A chiudere la serata, la finale dei 3000m uomini vinta dal sorprendente irlandese Cragg (7’46”32, lontano del suo primato europeo stagionale) sul redivivo Mayock (7’51”46) che, a sua volta batte in volata il più quotato Estevez (7’51”65).

Le finali di oggi, domenica, si aprono con le donne degli 800m vinti non a sorpresa dalla russa Chzhao (1’59”97, unica a scendere sotto il muro dei 2’) sulla spagnola Martinez (2’00”52) e l’altra russa Tsyganova (2’01”62). Crollano Vashentseva (quest’anno la 25enne russa era scesa abbondantemente sotto i 2’) e la tedesca Gradzki (che aveva fatto vedere buone cose nei turni eliminatori).

A seguire, la finale dei 3000m vinta dalla polacca Chojecka (8’43”76) che va al primato personale stagionale davanti alla turca Desalegn-Dengersa, che si migliora fino al primato nazionale (8’46”65);terza la 35enne austriaca Pumper (8’47”74).

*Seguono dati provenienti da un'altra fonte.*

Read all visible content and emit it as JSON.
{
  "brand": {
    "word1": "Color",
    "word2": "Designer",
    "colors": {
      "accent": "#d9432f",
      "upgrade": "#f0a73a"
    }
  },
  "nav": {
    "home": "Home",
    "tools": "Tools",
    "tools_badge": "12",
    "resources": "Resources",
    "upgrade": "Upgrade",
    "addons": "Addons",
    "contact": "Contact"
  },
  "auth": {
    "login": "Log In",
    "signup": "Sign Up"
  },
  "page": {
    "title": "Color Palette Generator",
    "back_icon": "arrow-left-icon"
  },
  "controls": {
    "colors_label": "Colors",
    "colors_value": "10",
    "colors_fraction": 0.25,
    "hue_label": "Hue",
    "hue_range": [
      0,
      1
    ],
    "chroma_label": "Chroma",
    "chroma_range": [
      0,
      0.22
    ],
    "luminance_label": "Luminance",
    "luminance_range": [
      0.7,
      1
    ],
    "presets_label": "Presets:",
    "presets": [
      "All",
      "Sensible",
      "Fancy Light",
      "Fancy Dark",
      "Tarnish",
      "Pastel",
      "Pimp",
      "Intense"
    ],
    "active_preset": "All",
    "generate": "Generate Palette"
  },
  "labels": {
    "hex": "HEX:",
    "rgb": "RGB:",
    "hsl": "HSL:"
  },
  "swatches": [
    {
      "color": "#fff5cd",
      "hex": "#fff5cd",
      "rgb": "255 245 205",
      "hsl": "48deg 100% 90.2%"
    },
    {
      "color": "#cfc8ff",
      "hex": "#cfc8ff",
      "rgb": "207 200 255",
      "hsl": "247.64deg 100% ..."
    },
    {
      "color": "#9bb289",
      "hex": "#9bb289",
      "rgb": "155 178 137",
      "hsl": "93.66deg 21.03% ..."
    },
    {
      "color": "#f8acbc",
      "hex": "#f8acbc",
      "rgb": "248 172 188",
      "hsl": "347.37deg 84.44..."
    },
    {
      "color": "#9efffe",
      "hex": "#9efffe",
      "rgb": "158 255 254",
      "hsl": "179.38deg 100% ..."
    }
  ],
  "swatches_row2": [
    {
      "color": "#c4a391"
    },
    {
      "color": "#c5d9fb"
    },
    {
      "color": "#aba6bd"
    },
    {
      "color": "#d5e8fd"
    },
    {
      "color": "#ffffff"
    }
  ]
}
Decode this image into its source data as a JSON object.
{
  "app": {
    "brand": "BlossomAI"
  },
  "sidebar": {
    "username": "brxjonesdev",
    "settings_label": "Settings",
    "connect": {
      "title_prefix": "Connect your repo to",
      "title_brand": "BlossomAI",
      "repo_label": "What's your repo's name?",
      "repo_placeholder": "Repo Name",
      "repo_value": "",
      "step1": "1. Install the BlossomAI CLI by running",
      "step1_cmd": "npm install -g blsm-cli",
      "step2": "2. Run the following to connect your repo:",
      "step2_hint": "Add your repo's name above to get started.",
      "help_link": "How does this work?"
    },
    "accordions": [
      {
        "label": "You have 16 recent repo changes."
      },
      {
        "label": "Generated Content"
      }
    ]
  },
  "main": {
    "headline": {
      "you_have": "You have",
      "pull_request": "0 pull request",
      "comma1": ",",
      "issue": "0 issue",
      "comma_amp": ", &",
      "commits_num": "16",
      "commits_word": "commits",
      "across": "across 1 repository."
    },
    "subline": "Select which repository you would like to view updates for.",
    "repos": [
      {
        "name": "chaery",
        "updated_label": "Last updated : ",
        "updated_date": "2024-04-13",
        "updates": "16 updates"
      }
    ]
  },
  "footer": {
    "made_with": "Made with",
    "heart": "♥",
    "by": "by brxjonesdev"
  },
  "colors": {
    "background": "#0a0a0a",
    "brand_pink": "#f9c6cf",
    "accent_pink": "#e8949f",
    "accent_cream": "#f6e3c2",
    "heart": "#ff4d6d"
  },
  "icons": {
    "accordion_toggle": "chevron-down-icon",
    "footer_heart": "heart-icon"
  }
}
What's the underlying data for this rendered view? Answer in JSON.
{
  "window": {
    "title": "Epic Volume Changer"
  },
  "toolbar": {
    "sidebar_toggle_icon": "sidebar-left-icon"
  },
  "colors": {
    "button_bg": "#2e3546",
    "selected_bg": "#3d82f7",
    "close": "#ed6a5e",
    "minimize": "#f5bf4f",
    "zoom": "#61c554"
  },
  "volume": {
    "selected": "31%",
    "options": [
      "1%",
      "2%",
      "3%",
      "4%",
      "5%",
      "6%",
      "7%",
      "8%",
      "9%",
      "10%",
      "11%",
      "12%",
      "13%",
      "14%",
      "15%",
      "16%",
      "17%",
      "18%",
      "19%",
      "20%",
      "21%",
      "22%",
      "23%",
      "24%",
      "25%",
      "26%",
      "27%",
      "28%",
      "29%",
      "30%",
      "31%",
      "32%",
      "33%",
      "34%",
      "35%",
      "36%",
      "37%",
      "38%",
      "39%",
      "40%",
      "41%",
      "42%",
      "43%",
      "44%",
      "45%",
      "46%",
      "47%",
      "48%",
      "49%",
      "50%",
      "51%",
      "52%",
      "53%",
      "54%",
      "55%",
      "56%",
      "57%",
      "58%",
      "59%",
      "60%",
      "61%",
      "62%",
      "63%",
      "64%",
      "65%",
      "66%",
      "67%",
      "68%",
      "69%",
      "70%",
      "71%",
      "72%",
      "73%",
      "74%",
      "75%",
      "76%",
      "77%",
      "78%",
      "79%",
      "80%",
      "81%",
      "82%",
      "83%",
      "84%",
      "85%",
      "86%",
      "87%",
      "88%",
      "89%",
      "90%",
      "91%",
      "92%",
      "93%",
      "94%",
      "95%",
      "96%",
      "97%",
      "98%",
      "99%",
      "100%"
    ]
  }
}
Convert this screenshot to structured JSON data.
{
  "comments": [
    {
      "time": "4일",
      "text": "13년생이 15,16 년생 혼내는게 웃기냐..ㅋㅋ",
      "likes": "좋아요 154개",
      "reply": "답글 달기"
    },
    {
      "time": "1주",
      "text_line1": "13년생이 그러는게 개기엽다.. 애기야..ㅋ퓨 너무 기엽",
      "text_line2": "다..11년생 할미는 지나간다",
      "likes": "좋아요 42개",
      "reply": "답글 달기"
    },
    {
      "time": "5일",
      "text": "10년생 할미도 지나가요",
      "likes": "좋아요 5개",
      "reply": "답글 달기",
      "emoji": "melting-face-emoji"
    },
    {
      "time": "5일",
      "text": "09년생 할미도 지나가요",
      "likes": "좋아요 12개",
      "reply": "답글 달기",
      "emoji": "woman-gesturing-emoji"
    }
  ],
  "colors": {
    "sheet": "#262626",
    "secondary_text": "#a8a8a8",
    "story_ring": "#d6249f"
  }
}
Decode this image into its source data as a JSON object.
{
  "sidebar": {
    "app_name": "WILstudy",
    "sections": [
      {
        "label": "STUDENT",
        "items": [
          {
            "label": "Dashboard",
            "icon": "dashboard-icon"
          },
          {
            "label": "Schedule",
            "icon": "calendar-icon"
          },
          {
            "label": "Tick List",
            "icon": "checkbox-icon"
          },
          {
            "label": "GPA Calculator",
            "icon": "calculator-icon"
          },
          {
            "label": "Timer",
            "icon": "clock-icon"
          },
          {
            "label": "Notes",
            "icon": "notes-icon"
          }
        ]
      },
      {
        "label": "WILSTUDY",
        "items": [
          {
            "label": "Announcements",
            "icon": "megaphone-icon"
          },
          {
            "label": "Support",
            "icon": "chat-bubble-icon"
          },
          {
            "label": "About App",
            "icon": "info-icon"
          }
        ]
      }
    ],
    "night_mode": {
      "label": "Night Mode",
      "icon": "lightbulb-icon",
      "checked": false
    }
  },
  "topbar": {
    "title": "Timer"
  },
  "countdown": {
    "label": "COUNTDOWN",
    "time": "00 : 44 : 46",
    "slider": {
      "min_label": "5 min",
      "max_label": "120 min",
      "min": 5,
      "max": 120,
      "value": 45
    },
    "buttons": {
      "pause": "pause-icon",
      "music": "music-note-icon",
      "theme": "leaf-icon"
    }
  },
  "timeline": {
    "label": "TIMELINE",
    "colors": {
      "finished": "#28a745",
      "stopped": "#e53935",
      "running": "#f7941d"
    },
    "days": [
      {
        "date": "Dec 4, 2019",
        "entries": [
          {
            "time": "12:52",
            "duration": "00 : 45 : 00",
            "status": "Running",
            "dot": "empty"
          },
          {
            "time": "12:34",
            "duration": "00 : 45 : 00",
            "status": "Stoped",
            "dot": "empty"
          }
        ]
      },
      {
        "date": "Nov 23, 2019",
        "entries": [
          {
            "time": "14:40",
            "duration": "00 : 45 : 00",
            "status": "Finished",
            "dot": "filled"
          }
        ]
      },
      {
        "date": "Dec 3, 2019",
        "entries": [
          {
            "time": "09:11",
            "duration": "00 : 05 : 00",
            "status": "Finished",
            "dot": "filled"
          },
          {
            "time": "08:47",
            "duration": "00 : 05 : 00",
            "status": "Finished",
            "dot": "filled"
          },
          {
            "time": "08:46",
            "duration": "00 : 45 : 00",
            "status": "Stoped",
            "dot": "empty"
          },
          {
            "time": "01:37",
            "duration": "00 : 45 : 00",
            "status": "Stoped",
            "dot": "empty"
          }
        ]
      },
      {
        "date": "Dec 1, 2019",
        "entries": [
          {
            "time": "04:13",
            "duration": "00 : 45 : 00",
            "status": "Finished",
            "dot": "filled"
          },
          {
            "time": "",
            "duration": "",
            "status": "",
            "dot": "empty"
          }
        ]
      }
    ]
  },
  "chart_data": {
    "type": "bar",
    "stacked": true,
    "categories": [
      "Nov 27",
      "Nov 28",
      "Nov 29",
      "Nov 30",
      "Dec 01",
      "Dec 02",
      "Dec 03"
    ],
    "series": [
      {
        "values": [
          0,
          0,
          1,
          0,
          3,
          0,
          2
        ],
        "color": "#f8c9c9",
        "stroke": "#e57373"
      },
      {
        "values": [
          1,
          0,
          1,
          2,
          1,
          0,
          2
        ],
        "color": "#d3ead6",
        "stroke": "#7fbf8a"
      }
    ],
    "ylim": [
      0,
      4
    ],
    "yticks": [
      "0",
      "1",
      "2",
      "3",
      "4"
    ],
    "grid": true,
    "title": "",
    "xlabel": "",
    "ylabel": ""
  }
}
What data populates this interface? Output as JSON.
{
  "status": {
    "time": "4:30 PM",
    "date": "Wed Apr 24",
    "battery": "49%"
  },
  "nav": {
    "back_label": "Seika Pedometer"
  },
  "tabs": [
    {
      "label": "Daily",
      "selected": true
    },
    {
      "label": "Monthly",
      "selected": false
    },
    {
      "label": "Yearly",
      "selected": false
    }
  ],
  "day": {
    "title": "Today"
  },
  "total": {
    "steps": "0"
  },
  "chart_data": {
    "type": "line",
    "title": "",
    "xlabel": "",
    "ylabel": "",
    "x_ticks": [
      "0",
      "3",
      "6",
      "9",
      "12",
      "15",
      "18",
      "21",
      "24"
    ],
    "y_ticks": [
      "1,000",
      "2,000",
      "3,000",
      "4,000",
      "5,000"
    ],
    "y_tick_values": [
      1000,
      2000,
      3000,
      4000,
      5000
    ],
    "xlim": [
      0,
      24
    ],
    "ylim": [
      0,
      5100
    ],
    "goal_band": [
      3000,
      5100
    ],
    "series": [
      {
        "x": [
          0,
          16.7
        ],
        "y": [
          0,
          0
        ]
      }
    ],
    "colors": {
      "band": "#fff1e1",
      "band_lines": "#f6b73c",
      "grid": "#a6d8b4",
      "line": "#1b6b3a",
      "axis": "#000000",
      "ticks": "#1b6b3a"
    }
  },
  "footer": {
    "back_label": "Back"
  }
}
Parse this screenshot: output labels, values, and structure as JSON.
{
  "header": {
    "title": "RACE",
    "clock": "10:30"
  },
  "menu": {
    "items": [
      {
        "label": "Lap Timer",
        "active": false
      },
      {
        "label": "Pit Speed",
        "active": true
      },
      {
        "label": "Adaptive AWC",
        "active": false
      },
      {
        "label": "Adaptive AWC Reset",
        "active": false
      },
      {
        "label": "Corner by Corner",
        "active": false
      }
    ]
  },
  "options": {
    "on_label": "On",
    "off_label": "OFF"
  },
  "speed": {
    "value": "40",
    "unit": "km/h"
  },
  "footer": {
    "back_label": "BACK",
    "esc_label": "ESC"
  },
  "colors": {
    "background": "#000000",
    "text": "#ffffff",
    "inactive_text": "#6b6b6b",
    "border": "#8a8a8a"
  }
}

Da segnalare lo strepitoso primato personale della nostra Silvia Weissteiner (8’56”27) che migliora il precedente segnato solo due giorni fa nella sua gara di qualificazione. Per la 26enne di Vipiteno seguita, con Christian Obrist, dal tecnico Ruggero Grassi una nuova buona conferma in proiezione della prossima stagione all’aperto.

Gli 800m uomini si concludono al fotofinish con il preannunciato duello tra il russo Bogdanov (che la spunta in 1’48”61) e lo spagnolo Reina (secondo in 1’48”76); terzo l’altro spagnolo Jurado (1’49”11). Affonda invece uno dei favoriti della vigilia, l’olandese Okken, solo quinto in una gara peraltro poco significativa dal punto di vista del riscontro cronometrico.

Chiudono la serata i 1500m uomini che vedevano in gara l’altro azzurro Christian Obrist (solo nono in 3’52”20); la vittoria è andato al grande favorito, l’ucraino Heshko che ha segnato anche il record della manifestazione (3’36”70) davanti a tre spagnoli: Higuero (3’37”98, al primato personale stagionale), Estevez (3’38”90, che doppia il bronzo sui 3000m) e Casado (3’38”94).
Da segnalare l’ottimo fermento nel mezzofondo della Spagna che, tra uomini e donne, ha raccolto 6 medaglie in 6 gare (3 argenti e 3 bronzi).